Pay attention in class

Hello! I am Sam, a recent graduate with a B.A. In psychology and a minor in English. I will be pursuing a master’s degree in Industrial/organizational psychology come next fall in hopes of landing a great job in a research environment. Psychology has taught me many things about the human condition and our fears, and in a stressful business environment it will be my job to step in and alleviate tensions. I have written case studies, literature reviews, and have conducted experiments both under the guide of a professor and as my own thesis. Beyond straight psychology, written communication is one of my passions. I love creative uses of linguistics and desire to learn more about the English language to play with the English language. I have learned so much during my four years at school, and have made a few mistakes along the way. These mistakes have taught me valuable lessons that I will pass on to the readers of this website.



This point is both good for you and good for them academically. Be prepared to do some studying, if you haven’t already. Outside of class do all the homework, including reading the textbooks and having a few questions prepared for the next lesson.
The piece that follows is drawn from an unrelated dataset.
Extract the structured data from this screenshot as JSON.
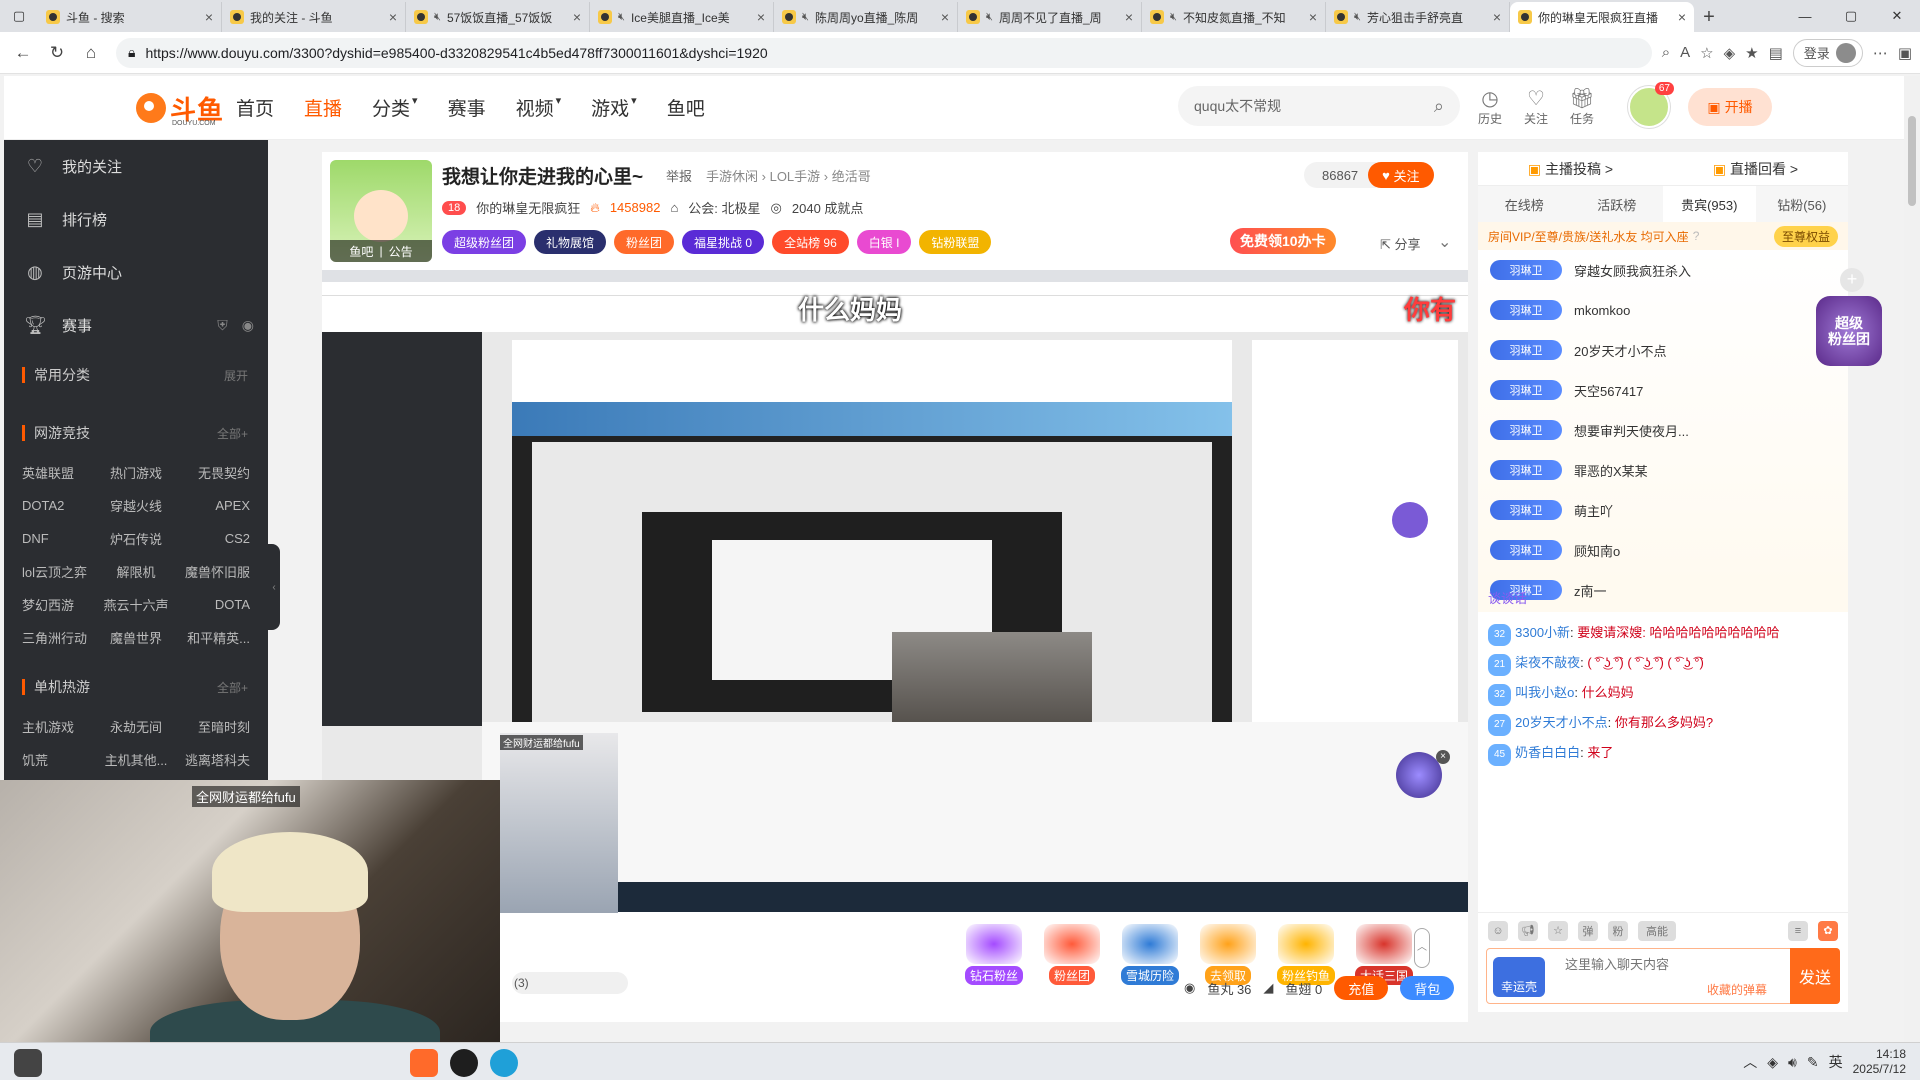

Professors appreciate it when students have questions about the text because it means you did as you were told. This tip is a little easier in smaller, discussion-based classes than lecture hall type classes with over 100 other people, but if the opportunity presents itself; take it. In class at the most basic level look interested and jot down notes as the professor is speaking. Going back to the point that professors are people too. Anyone likes it and respects you for respecting them. Silence your phone before class and be prepared with paper, pencil, or laptop. When you use a laptop, above all else do NOT goof around on the internet. Many professors still see laptops as ways to look like you’re doing the work without actually doing it. Always look up at the professor periodically and show that you’re actively paying attention by nodding to what their saying or even looking puzzled. Some sort of emotional reaction indicates you are listening.

If you’re feeling confident enough, you can start sitting closer to the professors in the first couple of rows (in a lecture hall or standard classroom) or across from a professor in a circular type classroom. It’s easier to remember the faces of those closer to you than farther away, and it can open the door to your professors recognizing you before other students. If you can, greet them when they come in like waving or simply saying hi.